I hereby agree that my interest, if any, in any shares of capital stock of the Corporation subject to the Agreements shall be irrevocably bound by the Agreements and further understand and agree that any community property interest I may have in such shares of capital stock of the Corporation shall be similarly bound by the Agreements.

I am aware that the legal, financial and related matters contained in the Agreements are complex and that I am free to seek independent professional guidance or counsel with respect to this Consent. I have either sought such guidance or counsel or determined after reviewing the Agreements carefully that I will waive such right.

Dated:                                 

 

 
Name:    
 


Exhibit B

JOINDER TO STOCKHOLDERS’ AGREEMENT

This Joinder Agreement (this “Joinder Agreement”) is made as of the date written below by the undersigned (the “Joining Party”) in accordance with the Stockholders’ Agreement dated as of March 3, 2011 (the “Stockholders’ Agreement”) among Platinum Energy Solutions, Inc. and the other parties named therein, as the same may be amended from time to time. Capitalized terms used, but not defined, herein shall have the meaning ascribed to such terms in the Stockholders’ Agreement.

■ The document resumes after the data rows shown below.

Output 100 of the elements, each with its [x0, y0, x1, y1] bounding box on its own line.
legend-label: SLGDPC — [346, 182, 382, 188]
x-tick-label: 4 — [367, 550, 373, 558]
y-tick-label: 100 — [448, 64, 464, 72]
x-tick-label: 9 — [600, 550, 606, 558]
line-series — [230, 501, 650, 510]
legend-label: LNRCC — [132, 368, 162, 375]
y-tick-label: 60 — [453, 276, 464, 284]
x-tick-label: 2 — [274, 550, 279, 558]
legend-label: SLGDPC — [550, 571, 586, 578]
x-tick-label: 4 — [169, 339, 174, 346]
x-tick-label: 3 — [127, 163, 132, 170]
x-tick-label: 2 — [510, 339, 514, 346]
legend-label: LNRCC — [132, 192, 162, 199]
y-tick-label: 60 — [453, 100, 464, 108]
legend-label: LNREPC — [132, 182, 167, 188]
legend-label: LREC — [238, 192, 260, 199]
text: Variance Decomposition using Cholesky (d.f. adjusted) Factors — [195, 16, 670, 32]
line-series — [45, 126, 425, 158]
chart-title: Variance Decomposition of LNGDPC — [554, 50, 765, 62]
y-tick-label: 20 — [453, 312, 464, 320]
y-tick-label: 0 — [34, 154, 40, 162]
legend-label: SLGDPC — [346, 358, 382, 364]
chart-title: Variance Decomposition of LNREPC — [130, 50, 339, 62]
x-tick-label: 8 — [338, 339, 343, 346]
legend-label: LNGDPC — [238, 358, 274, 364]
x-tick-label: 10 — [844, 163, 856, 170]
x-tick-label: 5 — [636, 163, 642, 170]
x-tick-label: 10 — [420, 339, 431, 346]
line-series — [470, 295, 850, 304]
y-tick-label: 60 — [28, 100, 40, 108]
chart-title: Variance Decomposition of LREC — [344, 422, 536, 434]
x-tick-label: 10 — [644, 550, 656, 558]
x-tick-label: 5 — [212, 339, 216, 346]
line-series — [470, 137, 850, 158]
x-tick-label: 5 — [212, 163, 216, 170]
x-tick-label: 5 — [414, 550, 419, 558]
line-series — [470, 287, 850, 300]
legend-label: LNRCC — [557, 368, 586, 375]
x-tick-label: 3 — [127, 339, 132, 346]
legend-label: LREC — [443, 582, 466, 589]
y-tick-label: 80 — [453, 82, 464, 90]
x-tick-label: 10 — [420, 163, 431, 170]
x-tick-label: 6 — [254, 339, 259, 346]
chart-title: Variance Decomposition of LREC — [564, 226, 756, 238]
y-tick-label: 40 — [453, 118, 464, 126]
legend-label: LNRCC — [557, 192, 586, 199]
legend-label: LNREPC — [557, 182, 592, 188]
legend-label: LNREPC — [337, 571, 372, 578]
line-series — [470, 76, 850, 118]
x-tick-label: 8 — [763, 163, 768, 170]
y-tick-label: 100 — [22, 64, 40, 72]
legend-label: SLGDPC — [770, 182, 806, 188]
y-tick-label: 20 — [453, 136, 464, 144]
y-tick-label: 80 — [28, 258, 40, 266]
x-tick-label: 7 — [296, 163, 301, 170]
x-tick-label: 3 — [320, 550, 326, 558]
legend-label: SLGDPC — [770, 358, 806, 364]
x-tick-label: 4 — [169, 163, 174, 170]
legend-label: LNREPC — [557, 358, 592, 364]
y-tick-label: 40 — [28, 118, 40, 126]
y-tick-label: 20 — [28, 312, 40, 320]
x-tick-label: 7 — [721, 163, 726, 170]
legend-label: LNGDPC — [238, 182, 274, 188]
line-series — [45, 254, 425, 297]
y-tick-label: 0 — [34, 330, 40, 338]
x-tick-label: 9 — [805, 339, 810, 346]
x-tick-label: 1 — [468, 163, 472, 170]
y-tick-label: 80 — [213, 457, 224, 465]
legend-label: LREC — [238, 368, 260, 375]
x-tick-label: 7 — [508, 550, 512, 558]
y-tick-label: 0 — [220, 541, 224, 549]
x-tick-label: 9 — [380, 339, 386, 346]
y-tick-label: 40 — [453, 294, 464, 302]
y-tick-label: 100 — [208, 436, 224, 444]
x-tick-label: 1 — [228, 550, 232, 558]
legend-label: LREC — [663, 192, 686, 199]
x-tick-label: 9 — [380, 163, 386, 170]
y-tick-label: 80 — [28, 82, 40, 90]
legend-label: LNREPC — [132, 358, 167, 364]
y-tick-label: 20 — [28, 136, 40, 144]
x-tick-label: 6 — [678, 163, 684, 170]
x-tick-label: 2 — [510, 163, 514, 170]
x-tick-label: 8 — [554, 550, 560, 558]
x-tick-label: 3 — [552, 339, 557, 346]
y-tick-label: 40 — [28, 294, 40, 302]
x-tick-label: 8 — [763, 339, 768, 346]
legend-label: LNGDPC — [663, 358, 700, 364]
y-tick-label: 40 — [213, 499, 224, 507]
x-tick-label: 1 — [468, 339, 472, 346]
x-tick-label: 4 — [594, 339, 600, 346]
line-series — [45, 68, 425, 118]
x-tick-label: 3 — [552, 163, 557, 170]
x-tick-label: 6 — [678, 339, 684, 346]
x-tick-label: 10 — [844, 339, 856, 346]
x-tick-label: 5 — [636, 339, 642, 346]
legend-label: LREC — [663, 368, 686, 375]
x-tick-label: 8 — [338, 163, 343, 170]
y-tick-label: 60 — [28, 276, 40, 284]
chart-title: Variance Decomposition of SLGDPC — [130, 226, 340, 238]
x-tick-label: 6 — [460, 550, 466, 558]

The Joining Party hereby acknowledges, agrees and confirms that, by its execution of this Joinder Agreement, the Joining Party shall be deemed to be a party to the Stockholders’ Agreement as of the date hereof and shall have all of the rights and obligations of a “Stockholder” and an “Investor” thereunder as if it had executed the Stockholders’ Agreement. The Joining Party hereby ratifies, as of the date hereof, and agrees to be bound by, all of the terms, provisions and conditions contained in the Stockholders’ Agreement.

IN WITNESS WHEREOF, the undersigned has executed this Joinder Agreement as of the date written below.

Date:                                          ,             

 

 
Address for Notices:

 


Exhibit C

Election to Include Value of Restricted Property in

Gross Income in Year of Transfer Under Code §83(b)

The undersigned hereby elects pursuant to §83(b) of the Internal Revenue Code with respect to the property described below and supplies the following information in accordance with the regulations promulgated thereunder:

1. The name, address and taxpayer identification number of the undersigned are:

 

     
 

SSN:  

     

2. Description of property with respect to which the election is being made:

                          shares of Common Stock, $0.001 per share, of Platinum Energy Solutions, Inc. (the “Corporation”).

3. The date on which property was transferred and the taxable year for which election is made:

The property was transferred on March 3, 2011. The taxable year for which this election is made is calendar year 2011.

4. The nature of the restriction(s) to which the property is subject is:

                          shares of Common Stock are subject to time based vesting, with                          shares of Common Stock vesting on January 1, 2012,                  shares of Common Stock vesting on January 1, 2013,                  shares of Common Stock vesting on January 1, 2014, and                          shares of Common Stock vesting on January 1, 2015.

In the event of the undersigned’s termination of employment with the Corporation without Good Reason or the Corporation’s termination of the undersigned’s employment with the Corporation for Cause, the unvested Common Stock will be repurchased by the Corporation for $0.01 per share.

5. Fair market value:

The fair market value at time of transfer (determined without regard to any restrictions other than restrictions which by their terms will never lapse) of the property with respect to which this election is being made is $                            .

6. Amount paid for the property:

The amount paid for such property was $0.00.

7. Furnishing statement to others:

A copy of this statement has been forwarded to the Corporation.